Um texto impecável veiculado no Jornal Diário Popular (Pelotas) em 09 de junho de 2013.
Livre Arbítrio (Lisiane Rotta)
Livre Arbítrio (Lisiane Rotta)
Ao contrário de sua santidade o papa Francisco, eu
compreendo as pessoas que pensam antes de trazer um filho ao mundo. Uma
responsabilidade que não deve ser confiada apenas a Deus. Uma criança precisa
bem mais do que todo o amor de que seus pais são capazes de lhe dar.
Não atribuo essa preocupação ao individualismo, nem à
supervalorização do conforto material e sim à consciência. Felizmente, há quem
se questione antes de se lançar a mais difícil tarefa incumbida a um ser
humano.
Criar outro. Outro. Não uma miniatura de si mesmo. Criar
alguém totalmente original. Com expectativas, desejos, necessidades, emoções e
personalidade totalmente diferentes. Alguém novo. Surpreendente. Desafiador.
Um ser que lhe ensinará a amar incondicionalmente, mas que
não pode lhe prometer um futuro sem preocupações, angústias e frustrações.
Um ser como seus próprios obstáculos a vencer e tão
conectados a sua vida que sua felicidade passará a depender da dele.

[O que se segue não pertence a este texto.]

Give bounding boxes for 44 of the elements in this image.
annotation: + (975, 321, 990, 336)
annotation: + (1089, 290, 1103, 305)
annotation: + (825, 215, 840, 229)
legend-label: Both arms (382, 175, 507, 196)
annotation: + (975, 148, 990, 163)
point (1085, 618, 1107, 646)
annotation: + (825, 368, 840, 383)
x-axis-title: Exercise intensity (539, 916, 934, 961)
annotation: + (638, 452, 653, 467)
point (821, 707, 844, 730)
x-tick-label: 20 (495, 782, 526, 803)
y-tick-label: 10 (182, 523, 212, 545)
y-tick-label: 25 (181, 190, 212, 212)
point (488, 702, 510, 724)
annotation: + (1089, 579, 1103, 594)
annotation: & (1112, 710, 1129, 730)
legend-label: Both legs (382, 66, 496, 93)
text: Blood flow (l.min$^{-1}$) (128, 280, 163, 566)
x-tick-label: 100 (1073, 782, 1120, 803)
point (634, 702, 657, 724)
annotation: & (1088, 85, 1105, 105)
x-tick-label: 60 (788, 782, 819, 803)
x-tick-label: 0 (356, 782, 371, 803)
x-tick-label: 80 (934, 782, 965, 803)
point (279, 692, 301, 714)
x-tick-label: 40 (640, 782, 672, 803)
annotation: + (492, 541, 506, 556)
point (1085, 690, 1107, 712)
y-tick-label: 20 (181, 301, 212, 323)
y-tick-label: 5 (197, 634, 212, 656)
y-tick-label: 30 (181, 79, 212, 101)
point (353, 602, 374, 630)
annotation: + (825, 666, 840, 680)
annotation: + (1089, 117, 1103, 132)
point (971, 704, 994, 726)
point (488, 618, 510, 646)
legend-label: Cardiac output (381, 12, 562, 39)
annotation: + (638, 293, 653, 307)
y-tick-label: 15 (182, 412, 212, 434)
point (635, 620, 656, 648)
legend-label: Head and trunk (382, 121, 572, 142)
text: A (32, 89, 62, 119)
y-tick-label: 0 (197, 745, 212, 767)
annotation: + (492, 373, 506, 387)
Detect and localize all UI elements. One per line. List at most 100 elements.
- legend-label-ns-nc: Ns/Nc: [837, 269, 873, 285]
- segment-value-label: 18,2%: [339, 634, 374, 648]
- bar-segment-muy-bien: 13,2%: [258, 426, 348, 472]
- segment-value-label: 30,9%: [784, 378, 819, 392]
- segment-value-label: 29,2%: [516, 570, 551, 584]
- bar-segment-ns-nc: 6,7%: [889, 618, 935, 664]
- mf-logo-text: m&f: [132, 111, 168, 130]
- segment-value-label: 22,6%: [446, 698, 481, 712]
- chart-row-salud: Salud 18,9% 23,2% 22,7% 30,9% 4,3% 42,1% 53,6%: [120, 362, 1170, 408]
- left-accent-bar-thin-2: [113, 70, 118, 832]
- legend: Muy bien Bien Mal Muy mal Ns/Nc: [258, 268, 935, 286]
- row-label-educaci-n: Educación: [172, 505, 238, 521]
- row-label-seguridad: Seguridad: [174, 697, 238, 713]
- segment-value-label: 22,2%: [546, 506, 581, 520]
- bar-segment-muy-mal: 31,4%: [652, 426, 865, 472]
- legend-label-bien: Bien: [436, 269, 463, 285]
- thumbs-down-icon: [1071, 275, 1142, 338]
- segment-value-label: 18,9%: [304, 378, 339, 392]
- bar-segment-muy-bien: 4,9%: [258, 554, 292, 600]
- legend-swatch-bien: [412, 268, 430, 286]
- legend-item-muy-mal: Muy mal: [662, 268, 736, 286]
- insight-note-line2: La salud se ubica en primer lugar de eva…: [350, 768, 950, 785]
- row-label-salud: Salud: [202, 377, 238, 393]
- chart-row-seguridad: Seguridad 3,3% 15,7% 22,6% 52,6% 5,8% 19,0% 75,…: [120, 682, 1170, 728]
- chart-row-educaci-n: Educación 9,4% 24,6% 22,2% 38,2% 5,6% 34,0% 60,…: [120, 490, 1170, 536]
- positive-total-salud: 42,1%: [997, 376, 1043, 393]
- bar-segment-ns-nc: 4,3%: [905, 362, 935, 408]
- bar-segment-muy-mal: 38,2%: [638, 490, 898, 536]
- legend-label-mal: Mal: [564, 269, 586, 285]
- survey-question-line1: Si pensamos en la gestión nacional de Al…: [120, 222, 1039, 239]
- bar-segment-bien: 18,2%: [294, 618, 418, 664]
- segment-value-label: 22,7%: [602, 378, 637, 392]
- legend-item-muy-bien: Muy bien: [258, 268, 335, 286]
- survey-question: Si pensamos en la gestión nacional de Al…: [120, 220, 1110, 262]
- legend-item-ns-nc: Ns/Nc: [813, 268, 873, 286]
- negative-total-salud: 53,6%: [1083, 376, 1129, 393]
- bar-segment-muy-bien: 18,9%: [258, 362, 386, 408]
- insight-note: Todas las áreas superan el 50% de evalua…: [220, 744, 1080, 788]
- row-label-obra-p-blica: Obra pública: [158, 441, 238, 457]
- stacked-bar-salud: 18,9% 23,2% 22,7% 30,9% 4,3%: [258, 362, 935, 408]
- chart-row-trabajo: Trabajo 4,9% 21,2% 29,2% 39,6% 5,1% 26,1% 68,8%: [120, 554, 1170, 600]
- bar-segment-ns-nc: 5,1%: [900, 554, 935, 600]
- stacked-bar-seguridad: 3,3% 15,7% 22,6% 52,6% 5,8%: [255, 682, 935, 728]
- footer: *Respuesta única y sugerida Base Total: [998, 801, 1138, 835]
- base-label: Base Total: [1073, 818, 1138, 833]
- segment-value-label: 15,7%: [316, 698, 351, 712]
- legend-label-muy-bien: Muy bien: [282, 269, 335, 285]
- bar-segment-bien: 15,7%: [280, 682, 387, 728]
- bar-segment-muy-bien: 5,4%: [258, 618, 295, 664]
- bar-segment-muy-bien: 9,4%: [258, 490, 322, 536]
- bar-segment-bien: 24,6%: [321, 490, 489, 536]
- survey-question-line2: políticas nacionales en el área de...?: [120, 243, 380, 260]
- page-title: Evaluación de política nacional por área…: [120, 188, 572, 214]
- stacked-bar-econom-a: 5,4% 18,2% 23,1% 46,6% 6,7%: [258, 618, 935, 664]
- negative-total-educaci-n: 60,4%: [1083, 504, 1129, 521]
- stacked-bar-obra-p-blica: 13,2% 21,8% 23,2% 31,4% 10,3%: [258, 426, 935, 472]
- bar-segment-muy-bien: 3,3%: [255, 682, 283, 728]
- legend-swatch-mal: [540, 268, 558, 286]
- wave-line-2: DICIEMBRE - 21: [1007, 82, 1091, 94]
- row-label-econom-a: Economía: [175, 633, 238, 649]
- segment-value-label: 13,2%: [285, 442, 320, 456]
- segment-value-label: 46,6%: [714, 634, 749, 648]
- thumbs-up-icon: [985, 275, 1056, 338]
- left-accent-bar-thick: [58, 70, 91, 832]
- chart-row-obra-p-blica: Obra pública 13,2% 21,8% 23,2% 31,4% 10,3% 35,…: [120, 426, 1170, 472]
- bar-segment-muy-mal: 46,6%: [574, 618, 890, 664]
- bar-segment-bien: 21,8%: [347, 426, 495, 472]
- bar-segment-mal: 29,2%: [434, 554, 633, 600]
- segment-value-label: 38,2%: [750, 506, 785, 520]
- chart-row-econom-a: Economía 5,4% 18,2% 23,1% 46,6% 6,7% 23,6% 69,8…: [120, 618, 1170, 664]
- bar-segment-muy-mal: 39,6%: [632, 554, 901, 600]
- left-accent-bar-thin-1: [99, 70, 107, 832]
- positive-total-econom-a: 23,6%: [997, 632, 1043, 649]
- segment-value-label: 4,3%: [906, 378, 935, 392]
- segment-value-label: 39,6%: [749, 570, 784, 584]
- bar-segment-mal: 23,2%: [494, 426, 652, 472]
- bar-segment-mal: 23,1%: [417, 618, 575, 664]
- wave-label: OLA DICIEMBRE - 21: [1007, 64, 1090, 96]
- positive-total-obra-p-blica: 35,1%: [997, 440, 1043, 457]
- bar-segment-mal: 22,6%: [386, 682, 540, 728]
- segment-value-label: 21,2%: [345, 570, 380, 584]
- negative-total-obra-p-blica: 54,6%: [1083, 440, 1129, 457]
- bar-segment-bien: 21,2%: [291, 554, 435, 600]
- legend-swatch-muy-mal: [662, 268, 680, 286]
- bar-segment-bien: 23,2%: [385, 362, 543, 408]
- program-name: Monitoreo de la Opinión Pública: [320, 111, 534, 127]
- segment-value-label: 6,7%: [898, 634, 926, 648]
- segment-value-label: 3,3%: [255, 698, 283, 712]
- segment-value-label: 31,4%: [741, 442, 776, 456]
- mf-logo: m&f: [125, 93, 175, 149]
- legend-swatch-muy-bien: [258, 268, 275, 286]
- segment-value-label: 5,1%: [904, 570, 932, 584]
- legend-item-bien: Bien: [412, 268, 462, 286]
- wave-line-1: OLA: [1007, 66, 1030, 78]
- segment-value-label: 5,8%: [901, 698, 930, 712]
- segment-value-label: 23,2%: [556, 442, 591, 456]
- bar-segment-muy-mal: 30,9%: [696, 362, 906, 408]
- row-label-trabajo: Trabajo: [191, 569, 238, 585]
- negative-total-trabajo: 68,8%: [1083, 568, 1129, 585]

Portanto, não creio que as pessoas que optam por não ter
filhos ou em ter apenas um único estejam pensando, apenas, nelas mesmas. Ao
contrário, demonstram grandeza de sentimentos. Abrem mão de emoções que jamais
vão conhecer, preocupadas com a vida que podem oferecer a alguém que dependerá
não só do seu amor, mas da sua proteção, do seu tempo, da sua sensibilidade, da
sua sensatez, do seu equilíbrio emocional e das suas condições econômicas.
É difícil, para quem é pai, imaginar felicidade maior do que
a de ter um filho. Uma alegria que lhe condena a amar, dar colo e puxar orelhas
para o resto da vida e, ainda assim, a maior de todas as alegrias. Uma
pós-graduação de flexibilidade, compreensão e tolerância. Uma catarse. Um
sonho. Uma razão. Se, ainda assim, nem sempre um pai pode ajudar um filho,
imaginem se procriar se tornasse um ato impensado.
Eu sei que desejar muito um filho não dá aos pais a garantia
de que sejam bons pais. Sei, também, que há pais e pais e que, por melhor que
sejam, todos vão cometer seus erros.
Há os que se preocupam apenas com a felicidade do próprio
filho, sem se importar com o ser humano que estão formando. Há os que se
preocupam em fazer dos filhos instrumentos à própria realização. Há os que
desejam que os filhos sejam bem mais do que, simplesmente, pessoas de
sucesso...
Enfim, há pais para todos os gostos, com pretensões, muitas
vezes, tão distintas das dos próprios filhos, que a sintonia dessa relação pode
ser vista como uma bênção.
Porém, o amor... Ah, esse é inevitável, imensurável,
incontestável. Nenhum pai, em sã consciência, deseja menos do que o melhor para
o seu filho.
Portanto, eu me recuso a aceitar que trazer um filho ao
mundo seja encarado como uma consequência da nossa existência ou que a razão
maior de estarmos aqui seja a de perpetuar a espécie. Não somos, apenas, animais.
Não aceito um filho como uma imposição da vida e muito menos
de uma religião. Filho é um desejo. Uma escolha. Uma decisão. A mais
importante. A melhor. Se for de livre e espontânea vontade.